FCC Launches Inquiry to Increase Minimum Broadband Speed Benchmack

The Federal Communications Commission announced it will launch an inquiry to kick off the agency’s evaluation of the state of broadband across the country, as required by section 706 of the Telecommunications Act of 1996.

In light of the increasing uses and demands for broadband and the Congressional directives embodied in the Bipartisan Infrastructure Law,  this Notice of Inquiry (NOI) will take a fresh look at the Commission’s standards for evaluating broadband deployment and availability, the quality of the Commission’s available data, and the framework that the agency uses to make a finding under section 706.

In addition to focusing on a universal service standard, the NOI proposes to increase the national fixed broadband speed benchmark to 100 megabits per second for download and 20 megabits per second for upload, and discusses a range of evidence supporting this standard. The FCC previously set the benchmark at 25/3 Mbps in 2015 and has not updated it since. The NOI also seeks comment on setting a separate national goal of 1 Gbps/500 Mbps for the future.

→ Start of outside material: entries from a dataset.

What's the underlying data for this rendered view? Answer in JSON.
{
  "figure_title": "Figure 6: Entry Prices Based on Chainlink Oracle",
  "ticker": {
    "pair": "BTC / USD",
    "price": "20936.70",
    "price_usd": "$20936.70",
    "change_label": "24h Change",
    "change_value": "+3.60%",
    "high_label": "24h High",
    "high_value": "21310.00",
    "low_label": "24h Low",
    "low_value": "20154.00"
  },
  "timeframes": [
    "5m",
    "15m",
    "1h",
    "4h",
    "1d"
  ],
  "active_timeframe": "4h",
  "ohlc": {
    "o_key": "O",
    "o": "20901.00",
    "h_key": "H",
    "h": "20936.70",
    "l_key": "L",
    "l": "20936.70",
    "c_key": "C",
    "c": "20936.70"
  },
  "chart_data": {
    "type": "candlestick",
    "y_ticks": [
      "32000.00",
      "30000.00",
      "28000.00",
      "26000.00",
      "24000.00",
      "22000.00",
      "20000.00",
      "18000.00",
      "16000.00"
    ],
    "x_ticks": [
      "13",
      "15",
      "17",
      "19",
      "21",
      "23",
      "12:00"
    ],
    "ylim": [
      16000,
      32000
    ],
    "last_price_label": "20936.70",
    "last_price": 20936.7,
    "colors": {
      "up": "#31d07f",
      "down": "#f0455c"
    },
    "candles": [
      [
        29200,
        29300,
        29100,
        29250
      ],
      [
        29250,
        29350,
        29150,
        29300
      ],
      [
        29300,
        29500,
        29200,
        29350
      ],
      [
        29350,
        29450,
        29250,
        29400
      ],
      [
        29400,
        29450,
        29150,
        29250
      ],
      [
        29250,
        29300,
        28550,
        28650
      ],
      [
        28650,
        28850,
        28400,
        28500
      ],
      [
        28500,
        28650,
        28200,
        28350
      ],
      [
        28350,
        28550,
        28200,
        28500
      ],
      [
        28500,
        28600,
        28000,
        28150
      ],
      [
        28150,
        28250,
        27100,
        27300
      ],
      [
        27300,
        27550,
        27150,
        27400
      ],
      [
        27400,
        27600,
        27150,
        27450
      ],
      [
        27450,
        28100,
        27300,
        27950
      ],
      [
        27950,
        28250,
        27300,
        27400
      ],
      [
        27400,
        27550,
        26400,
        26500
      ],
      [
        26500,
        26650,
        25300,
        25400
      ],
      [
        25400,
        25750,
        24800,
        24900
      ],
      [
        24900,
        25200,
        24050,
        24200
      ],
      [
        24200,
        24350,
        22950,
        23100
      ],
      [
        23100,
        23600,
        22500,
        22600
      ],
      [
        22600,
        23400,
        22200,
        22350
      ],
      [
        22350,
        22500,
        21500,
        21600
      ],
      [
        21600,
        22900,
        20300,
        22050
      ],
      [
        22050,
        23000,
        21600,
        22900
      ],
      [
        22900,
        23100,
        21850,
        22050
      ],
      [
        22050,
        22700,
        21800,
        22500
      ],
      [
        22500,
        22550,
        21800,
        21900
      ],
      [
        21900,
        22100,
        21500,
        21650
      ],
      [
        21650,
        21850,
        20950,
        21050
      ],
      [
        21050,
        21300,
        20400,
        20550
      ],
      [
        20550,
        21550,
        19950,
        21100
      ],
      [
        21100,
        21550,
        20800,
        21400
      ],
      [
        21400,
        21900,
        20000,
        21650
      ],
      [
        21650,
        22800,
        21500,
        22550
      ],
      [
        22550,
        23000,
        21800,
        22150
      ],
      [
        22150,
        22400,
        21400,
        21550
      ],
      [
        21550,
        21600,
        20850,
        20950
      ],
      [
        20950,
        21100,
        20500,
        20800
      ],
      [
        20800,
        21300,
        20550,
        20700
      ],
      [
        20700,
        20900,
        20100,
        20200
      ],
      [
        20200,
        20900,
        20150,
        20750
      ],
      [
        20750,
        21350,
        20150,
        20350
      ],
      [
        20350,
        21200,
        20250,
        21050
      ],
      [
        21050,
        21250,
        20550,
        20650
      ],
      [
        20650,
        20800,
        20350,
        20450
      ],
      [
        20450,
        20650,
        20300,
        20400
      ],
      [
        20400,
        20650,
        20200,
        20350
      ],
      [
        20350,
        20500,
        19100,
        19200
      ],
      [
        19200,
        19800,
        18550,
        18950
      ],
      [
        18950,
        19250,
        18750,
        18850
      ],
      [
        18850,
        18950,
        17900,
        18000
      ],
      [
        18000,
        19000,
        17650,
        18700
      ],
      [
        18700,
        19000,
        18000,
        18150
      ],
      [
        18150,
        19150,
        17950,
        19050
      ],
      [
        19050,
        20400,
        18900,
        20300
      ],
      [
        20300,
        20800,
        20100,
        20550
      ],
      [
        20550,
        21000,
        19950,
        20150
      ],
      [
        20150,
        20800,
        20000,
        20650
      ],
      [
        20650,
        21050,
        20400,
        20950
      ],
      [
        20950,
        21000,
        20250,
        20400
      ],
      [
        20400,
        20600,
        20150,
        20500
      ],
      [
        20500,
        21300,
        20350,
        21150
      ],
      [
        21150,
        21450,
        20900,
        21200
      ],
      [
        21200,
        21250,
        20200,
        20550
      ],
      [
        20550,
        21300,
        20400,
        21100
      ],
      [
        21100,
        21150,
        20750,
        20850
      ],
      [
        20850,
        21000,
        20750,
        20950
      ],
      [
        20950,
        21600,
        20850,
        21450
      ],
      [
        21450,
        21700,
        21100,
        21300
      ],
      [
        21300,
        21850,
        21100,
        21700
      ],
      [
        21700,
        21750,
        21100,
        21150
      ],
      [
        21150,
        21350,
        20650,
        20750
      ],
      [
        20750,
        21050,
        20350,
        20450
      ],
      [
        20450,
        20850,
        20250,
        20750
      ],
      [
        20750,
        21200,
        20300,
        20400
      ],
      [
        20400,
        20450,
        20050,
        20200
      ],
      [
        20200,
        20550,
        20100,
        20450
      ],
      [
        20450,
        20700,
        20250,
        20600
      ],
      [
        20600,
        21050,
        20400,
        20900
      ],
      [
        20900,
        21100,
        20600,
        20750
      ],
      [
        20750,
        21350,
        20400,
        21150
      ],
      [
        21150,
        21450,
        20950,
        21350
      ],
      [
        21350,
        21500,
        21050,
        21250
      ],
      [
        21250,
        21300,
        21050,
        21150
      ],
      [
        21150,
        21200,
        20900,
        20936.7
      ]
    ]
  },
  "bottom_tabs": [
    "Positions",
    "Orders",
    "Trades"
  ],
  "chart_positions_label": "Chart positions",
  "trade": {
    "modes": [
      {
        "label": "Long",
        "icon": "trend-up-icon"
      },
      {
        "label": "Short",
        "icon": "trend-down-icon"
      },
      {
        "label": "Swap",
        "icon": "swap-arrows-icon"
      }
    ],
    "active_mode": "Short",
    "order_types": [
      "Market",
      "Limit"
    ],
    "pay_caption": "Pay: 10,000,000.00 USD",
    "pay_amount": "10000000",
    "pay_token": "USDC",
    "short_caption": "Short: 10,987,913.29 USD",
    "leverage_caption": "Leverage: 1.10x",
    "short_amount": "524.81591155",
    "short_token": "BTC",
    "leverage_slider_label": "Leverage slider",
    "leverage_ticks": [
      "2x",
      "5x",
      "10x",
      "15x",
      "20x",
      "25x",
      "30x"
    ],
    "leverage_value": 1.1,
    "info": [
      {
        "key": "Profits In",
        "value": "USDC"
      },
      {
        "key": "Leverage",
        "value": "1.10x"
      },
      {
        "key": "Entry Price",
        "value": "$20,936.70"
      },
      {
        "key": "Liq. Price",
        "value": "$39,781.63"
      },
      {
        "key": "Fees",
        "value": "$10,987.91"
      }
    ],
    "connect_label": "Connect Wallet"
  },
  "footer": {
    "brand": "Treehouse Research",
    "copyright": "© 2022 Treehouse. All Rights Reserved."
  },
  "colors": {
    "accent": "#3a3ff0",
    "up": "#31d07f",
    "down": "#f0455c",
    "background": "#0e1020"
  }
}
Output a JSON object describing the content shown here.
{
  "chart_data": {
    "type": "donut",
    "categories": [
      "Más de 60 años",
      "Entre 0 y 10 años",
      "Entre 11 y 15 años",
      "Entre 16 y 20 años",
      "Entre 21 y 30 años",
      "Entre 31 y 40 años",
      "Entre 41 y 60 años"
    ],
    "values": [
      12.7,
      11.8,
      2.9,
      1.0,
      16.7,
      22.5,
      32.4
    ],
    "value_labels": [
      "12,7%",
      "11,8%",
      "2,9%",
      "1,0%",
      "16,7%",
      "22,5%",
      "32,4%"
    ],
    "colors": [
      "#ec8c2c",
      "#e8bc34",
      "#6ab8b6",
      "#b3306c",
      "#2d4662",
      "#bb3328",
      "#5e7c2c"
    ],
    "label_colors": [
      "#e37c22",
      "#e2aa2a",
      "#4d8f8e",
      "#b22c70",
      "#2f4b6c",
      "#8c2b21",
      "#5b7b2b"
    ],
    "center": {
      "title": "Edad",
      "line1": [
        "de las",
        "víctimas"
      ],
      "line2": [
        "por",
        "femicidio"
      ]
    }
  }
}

Lastly, this inquiry will be the first to use the new Broadband Data Collection (BDC) data. In March 2020, Congress passed the Broadband DATA Act, which required the Commission to collect biannual data relating to the availability and quality of service of fixed and mobile broadband Internet access service for the Commission to create broadband coverage maps. Pursuant to the Act, the FCC now collects more precise, location-by-location broadband availability data through the BDC. Through this inquiry, the Commission will examine how these improvements to our data collection may impact the standards and inform the agency’s conclusions about broadband availability.